Data and Metadata Characteristics:
Data consists of files from several kB up to 500 GB, with the vast majority in the range of 1 to a few GB. The current archive is 20 PB in size, and is currently doubling every two years. We expect that growth rate to continue for at least the next decade.

Domain-specific metadata will be managed as today, in specific portals that we will continue to own and control. File-specific metadata (such as creation-time, access-time, checksum, size etc.) can be held and used by the cache. As noted above, some of our data is restricted access,
using standard RBAC techniques.

One interesting aspect of this use case will be to explore how we can provide domain-specific metadata to a caching algorithm in a way that it can use to extract meaningful relationships between files, such as identifying related files that should be cached or purged together. If successful, this could even be used to pre-fetch data for the cache to improve performance.

For example, noting that certain files were produced by the same research project may be valuable. The challenge is to extract useful relationships without having to fully understand the domain knowledge.

Interface Characteristics:
As a cache, there will be essentially no interface for users. However, where workflows use data, or create data that is then added to the EBI data store, they could be instrumented to give cache hints. E.g. marking files as single-use (therefore not worth caching), or as needed for downstream processing in the near future (therefore worth keeping in the cache).

Such hints could either be given automatically (by instrumenting workflows), or perhaps deduced automatically, from process-mining and analysis of workflow structure.

Reliability Requirements:
Reliability of the infrastructure is not as critical as for a normal archive. The impact to the user of the cache going down should be limited to falling back to the main data store. This should preferably be transparent to the user.
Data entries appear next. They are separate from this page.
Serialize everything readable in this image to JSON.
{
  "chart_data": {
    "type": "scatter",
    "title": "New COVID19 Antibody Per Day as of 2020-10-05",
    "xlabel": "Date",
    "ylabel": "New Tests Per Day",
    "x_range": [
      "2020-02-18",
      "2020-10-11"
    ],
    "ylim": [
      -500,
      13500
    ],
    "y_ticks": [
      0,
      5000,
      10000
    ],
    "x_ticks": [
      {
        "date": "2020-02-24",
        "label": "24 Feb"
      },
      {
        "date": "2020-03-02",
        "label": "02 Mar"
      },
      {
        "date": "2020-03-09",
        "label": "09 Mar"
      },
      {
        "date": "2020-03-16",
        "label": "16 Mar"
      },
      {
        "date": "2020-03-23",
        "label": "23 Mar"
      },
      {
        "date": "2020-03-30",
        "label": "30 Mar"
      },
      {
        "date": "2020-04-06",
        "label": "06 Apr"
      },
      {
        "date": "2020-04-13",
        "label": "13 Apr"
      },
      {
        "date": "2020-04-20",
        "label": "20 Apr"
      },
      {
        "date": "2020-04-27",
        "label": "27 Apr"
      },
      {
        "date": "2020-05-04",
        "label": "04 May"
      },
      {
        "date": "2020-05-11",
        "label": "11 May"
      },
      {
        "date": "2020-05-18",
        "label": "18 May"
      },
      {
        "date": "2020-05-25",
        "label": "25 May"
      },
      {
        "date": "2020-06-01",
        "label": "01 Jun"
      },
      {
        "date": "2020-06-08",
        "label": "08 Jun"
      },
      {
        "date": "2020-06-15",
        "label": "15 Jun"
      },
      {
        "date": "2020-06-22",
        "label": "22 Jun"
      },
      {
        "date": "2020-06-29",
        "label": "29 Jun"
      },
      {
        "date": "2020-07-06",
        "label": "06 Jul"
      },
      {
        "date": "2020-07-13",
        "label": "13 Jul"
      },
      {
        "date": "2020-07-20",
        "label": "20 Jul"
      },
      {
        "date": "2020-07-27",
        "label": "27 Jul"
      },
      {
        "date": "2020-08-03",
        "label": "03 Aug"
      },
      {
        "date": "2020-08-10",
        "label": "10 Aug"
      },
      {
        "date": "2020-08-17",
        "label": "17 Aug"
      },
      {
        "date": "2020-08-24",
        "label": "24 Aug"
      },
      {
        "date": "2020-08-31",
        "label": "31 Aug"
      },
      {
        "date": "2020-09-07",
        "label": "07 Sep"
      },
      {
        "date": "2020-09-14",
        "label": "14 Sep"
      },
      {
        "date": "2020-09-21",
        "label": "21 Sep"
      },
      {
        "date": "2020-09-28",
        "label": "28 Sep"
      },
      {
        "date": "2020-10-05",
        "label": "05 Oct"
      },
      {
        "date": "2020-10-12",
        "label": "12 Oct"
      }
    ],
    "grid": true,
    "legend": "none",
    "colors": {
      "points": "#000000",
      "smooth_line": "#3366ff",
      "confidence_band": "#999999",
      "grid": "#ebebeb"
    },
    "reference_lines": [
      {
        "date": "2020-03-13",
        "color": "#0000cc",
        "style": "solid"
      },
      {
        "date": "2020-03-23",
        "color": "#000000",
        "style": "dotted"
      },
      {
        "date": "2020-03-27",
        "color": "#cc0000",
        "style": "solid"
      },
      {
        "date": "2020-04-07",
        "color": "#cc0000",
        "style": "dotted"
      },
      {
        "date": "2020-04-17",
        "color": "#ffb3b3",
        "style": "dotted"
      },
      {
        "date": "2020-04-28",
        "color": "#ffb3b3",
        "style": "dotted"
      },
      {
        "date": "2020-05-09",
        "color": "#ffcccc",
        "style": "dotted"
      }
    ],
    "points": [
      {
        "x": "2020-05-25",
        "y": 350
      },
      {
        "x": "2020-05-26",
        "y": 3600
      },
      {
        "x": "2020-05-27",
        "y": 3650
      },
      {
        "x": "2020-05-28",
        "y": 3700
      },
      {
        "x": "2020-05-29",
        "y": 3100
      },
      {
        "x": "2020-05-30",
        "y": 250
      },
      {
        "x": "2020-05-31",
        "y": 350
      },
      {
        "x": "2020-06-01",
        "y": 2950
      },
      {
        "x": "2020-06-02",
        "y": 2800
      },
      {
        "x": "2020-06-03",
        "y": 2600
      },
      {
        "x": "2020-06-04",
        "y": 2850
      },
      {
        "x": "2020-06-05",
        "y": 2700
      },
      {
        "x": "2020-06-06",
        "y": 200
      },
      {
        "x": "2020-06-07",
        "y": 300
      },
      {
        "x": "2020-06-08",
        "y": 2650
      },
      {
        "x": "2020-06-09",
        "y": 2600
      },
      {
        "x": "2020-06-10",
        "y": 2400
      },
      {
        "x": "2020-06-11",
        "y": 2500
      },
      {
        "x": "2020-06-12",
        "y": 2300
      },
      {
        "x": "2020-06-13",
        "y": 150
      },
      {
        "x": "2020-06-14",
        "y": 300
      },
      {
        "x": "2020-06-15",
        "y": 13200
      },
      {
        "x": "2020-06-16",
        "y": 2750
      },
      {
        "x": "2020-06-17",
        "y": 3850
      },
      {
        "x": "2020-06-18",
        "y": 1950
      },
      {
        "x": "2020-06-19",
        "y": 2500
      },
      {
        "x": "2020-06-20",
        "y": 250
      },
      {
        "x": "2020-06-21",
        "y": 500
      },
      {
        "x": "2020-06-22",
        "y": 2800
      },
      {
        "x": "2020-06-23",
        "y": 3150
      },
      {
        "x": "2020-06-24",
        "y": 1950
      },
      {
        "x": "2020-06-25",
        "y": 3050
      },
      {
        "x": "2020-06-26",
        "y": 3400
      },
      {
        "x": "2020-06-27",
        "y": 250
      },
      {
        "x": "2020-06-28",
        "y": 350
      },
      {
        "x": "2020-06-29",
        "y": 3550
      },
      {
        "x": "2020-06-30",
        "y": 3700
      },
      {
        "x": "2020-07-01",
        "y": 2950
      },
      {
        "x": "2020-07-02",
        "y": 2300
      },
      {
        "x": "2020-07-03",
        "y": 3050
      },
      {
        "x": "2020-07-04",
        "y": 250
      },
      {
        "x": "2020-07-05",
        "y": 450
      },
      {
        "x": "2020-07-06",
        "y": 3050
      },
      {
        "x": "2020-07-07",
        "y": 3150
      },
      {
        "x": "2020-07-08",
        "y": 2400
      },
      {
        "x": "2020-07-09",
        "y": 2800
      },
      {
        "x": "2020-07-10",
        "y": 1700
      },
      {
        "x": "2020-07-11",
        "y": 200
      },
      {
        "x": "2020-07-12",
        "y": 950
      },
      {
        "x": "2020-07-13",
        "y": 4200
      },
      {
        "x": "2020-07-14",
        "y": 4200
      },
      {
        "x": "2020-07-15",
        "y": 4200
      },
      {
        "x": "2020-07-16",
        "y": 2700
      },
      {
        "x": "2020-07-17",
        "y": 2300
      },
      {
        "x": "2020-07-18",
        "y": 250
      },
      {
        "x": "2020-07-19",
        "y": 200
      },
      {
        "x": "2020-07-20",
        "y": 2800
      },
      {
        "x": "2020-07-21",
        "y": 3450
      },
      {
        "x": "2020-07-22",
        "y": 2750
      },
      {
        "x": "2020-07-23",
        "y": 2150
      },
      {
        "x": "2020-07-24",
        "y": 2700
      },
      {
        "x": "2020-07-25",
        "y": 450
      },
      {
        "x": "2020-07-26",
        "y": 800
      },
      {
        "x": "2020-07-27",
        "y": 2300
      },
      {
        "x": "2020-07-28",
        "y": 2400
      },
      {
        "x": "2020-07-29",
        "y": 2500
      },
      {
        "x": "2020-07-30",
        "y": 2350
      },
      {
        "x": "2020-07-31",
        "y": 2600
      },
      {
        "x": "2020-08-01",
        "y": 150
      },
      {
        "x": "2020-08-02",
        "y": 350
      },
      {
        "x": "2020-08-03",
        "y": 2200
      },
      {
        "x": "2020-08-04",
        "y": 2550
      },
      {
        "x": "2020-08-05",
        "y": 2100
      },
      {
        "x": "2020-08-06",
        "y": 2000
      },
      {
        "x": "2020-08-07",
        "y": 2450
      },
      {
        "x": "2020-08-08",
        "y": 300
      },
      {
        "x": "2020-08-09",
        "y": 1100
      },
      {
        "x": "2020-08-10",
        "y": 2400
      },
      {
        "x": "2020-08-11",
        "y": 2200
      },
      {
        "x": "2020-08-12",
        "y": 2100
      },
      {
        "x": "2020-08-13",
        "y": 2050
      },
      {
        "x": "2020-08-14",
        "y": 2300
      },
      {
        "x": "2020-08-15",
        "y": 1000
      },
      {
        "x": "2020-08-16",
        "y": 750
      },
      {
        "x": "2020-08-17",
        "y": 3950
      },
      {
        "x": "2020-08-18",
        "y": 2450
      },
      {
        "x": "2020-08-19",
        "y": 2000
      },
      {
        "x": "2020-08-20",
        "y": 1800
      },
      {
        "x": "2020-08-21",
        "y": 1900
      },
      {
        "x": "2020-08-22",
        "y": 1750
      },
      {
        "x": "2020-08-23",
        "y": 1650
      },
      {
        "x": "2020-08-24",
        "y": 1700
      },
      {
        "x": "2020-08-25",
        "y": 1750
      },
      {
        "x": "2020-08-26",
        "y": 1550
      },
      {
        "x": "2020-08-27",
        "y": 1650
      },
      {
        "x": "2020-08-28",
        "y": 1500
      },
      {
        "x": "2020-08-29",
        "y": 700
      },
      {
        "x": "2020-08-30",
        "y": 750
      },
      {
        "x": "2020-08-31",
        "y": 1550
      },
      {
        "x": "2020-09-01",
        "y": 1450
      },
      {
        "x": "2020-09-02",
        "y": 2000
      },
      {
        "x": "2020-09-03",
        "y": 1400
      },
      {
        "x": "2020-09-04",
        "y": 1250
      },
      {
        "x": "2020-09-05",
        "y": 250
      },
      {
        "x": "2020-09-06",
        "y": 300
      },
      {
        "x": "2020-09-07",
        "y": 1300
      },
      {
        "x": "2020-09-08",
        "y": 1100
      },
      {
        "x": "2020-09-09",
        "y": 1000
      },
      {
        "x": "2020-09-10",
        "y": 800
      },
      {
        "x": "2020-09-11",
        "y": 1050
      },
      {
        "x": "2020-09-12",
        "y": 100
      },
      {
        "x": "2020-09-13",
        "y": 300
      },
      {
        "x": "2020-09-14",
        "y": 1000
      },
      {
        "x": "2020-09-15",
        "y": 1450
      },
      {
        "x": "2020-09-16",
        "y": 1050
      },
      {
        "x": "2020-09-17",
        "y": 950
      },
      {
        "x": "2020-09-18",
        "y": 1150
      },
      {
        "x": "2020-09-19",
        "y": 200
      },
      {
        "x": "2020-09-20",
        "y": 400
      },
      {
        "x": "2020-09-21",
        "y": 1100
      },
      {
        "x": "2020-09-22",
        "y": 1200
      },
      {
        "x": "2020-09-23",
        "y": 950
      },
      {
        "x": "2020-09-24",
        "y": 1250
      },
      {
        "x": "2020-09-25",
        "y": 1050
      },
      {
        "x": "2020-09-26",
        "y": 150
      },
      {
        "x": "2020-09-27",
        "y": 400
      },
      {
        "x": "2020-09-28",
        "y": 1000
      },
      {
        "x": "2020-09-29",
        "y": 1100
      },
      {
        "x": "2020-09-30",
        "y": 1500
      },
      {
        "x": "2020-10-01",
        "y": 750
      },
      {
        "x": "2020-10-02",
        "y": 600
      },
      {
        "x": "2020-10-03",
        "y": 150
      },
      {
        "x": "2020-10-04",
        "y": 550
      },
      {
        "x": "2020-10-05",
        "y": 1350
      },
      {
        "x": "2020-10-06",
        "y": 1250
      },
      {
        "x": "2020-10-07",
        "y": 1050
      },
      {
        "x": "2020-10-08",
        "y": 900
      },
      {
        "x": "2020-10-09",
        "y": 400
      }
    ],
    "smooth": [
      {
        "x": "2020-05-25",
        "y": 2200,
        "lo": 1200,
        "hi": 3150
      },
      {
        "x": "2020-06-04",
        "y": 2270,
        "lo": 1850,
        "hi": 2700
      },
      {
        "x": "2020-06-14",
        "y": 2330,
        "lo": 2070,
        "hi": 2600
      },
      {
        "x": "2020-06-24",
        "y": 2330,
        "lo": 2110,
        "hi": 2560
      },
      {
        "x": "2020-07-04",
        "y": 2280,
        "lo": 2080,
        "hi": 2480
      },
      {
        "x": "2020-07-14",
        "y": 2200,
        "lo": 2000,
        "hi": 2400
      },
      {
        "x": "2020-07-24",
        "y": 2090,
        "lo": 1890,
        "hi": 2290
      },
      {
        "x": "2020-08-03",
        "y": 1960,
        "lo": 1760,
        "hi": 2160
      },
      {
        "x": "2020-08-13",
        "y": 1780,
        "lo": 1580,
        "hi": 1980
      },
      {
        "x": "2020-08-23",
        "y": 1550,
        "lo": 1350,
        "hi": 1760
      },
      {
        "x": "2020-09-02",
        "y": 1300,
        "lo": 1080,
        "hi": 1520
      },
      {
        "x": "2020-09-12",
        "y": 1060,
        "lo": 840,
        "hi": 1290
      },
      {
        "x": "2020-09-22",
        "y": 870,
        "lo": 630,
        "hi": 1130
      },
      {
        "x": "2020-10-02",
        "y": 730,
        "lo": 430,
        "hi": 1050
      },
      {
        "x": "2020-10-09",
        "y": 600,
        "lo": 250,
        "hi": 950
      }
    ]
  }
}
Compliance and Verification:
Data is not manipulated or owned by the cache, so there are no compliance and verification concerns for this use case.

Cost Requirements:
The goal is to deduce the size of the cache as a function of budget, so we can set budgets as we wish over time and have the cache size itself and operate itself for maximal efficiency.

We should be able to know the efficiency we are achieving, so we can decide to increase or decrease the budget accordingly. The exact definition of ‘efficiency’ here is open for discussion, though some form of ‘effective size’ that can be costed as if it were real disk would seem to be appropriate.

 

DMP Topic What needs to be addresse 
Data description and collection or re-use of existing data

The data to be used is primarily DNA sequence data from the European Nucleotide Archive (ENA), located in the EMBL-EBI data centres. Data is submitted to ENA by research teams around Europe.

Documentation and data quality

Data quality is measured as part of the DNA sequencing process, the quality measurement is included with the raw data. The origin of the data (organism, sample etc) forms part of the accompanying metadata collected during the submission process.

Storage and backup during the research process

Data is stored in the FIRE (FIle REplication) archive, consisting of one copy on a distributed object-store and one on a tape archive, all hosted on EMBL-EBI data centres.

Legal and ethical requirements, codes of conduct

Much of the data in ENA is freely available, by anonymous FTP. Some data is tightly controlled, since it contains highly sensitive personal information - e.g. cancer tumour DNA sequences that can be traced to an individual. However, for the ARCHIVER project, we will only use the freely available data.

Data sharing and long-term preservation

This use-case is about caching data in the cloud, there is no long-term preservation issue. Similarly, being a cache, the data will be transparently and freely available, given that the source data will be the freely available subset of ENA.

Data management responsibilities and resources

Management of the original copy of the data will remain the responsibility of EMBL-EBI. We make redundant copies of the data on different storage technologies (tape and object store) to minimise risk of loss.